Maritime Awareness Program Society

About Us


Maritime Awareness Program Society (MAPS) is a non-profit organization created and established for the awareness of the maritime industry. The MAPS founding committee is an association of maritime industry members who are like minded with a common vision, purpose and goal. Together they will work towards the betterment of the maritime industry, through constructive awareness of this noble industry.

MAPS, has been formed with the primary objective of promotion and awareness of the maritime sector. Under the aegis of MAPS, many initiatives and activities have been planned. Each of these initiatives will be targeted towards establishing the maritime sector as the leading sector that contributes to the growth of the nation and to spread positive image and highlight the progressive nature of the maritime sector. Seafaring contributes significantly to global and sustainable development and prosperity by carrying the world’s cargo safely and efficiently at the fraction of the environmental impact and cost of other modes of transport. MAPS aims to connect with the general public and highlight these aspects and improve the way the sector is perceived. We will no longer be known to the public just for pictures of dead birds lying in a pool of oil or a ship stranded on the beach!

The world is shrinking, with the remarkable expansion in the maritime industry. From a leisure cruise trip to a business enterprise the maritime industry is one of the fastest growing businesses. Maritime is considered to be the backbone of any country’s development. In India, or rather the world as a whole, approximately, 90 per cent of the country’s trade by volume (70 per cent in terms of value) is moved by sea. As we all know, Trade and development are closely interlinked. Without development, there is no trade and without trade, there isn’t any development either.

 

Basically, the entire existence of development depends on the shipping or maritime industry, indirectly, of course. As per the World Trade Organisation (WTO) projection, the shipping volumes may experience an escalation to 4.5% in 2014.

 

Think of the GUCCI bag or the PRADA shoes which got everybody’s eyeballs rolling at the party last night or even a casual shirt or jeans that you’re wearing for your date last weekend.

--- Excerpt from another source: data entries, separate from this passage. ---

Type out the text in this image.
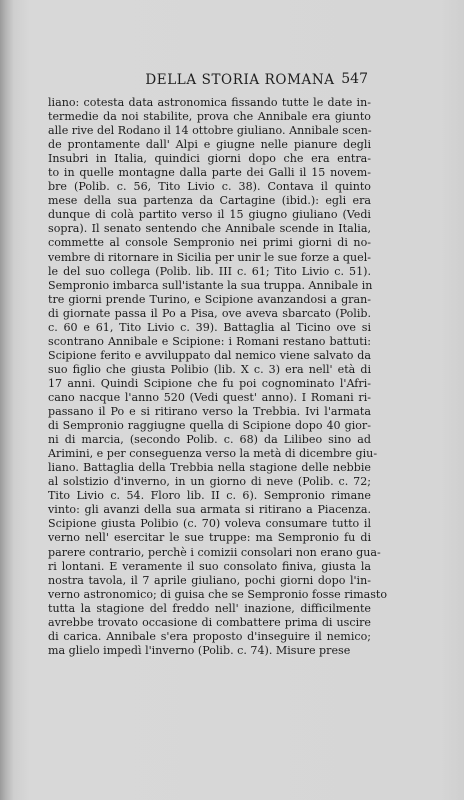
DELLA STORIA ROMANA 547
liano: cotesta data astronomica fissando tutte le date in-
termedie da noi stabilite, prova che Annibale era giunto
alle rive del Rodano il 14 ottobre giuliano. Annibale scen-
de prontamente dall' Alpi e giugne nelle pianure degli
Insubri in Italia, quindici giorni dopo che era entra-
to in quelle montagne dalla parte dei Galli il 15 novem-
bre (Polib. c. 56, Tito Livio c. 38). Contava il quinto
mese della sua partenza da Cartagine (ibid.): egli era
dunque di colà partito verso il 15 giugno giuliano (Vedi
sopra). Il senato sentendo che Annibale scende in Italia,
commette al console Sempronio nei primi giorni di no-
vembre di ritornare in Sicilia per unir le sue forze a quel-
le del suo collega (Polib. lib. III c. 61; Tito Livio c. 51).
Sempronio imbarca sull'istante la sua truppa. Annibale in
tre giorni prende Turino, e Scipione avanzandosi a gran-
di giornate passa il Po a Pisa, ove aveva sbarcato (Polib.
c. 60 e 61, Tito Livio c. 39). Battaglia al Ticino ove si
scontrano Annibale e Scipione: i Romani restano battuti:
Scipione ferito e avviluppato dal nemico viene salvato da
suo figlio che giusta Polibio (lib. X c. 3) era nell' età di
17 anni. Quindi Scipione che fu poi cognominato l'Afri-
cano nacque l'anno 520 (Vedi quest' anno). I Romani ri-
passano il Po e si ritirano verso la Trebbia. Ivi l'armata
di Sempronio raggiugne quella di Scipione dopo 40 gior-
ni di marcia, (secondo Polib. c. 68) da Lilibeo sino ad
Arimini, e per conseguenza verso la metà di dicembre giu-
liano. Battaglia della Trebbia nella stagione delle nebbie
al solstizio d'inverno, in un giorno di neve (Polib. c. 72;
Tito Livio c. 54. Floro lib. II c. 6). Sempronio rimane
vinto: gli avanzi della sua armata si ritirano a Piacenza.
Scipione giusta Polibio (c. 70) voleva consumare tutto il
verno nell' esercitar le sue truppe: ma Sempronio fu di
parere contrario, perchè i comizii consolari non erano gua-
ri lontani. E veramente il suo consolato finiva, giusta la
nostra tavola, il 7 aprile giuliano, pochi giorni dopo l'in-
verno astronomico; di guisa che se Sempronio fosse rimasto
tutta la stagione del freddo nell' inazione, difficilmente
avrebbe trovato occasione di combattere prima di uscire
di carica. Annibale s'era proposto d'inseguire il nemico;
ma glielo impedì l'inverno (Polib. c. 74). Misure prese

Ever wondered how did it get to the store where you purchased it from ? Ever wondered how did thoseAUDIS and the British manufactured BENTLEY managed to kiss the Indian roads? Ever thought where your food at the KFC’c or the McD’s comes from? That’s the irony with all of the commoners, for whom ignorance is bliss, but certainly not anymore. That’s practically the main reason the shipping industry is mainly misunderstood. No one ever tends to even think about it. Shipping is the Invisible Industry That Puts Clothes on Your Back, Gas in Your Car, and Food on Your Plate.

Today almost no nation is fully self-sufficient. In order to grow and prosper every country’s needs to sell what it produces and acquire what it lacks. None can depend on domestic resources alone. Ships have always provided the only really cost-effective method of bulk transport over any great distance. There are more than 45,000 merchant ships trading internationally today, transporting every kind of cargo. The world fleet is registered in over 150 nations, and manned by over one and a quarter million seafarers of virtually every nationality. Without shipping, the world would have extinguished because grains would not be distributed from the points of origin to the points of consumption. Even after having such a profound effect on the world, it is still chosen to be ignored or rather treated as a non-existent mode of transport.
With the introduction of the container in the mid 1960’s, global trade grew two times faster than that of the production rates, and two and a half times faster than global economic output. Recently, two independent sources looked at the economic contribution of the liner shipping industry and concluded that it is indeed a global economic engine for two reasons: the significant amount the industry contributes directly to the global economy, and the role of the industry as a facilitator of economic growth for other industries.

 

So how much stuff can a ship actually carry? With the largest container ship being about five times the size of the biggest Plane ever made in the history of mankind, I don’t think I need to say anything more. With a huge capacity to transport shipments and with a cost productive element adding to it, shipping surely is a profitable decision to make. At the very same time, shipping also provides job opportunities and employment for the millions.
With all these facts and figures and advantages of containerization, calling the shipping industry a driver of the world economy isn’t a justified statement. We would rather call it the entire economy itself.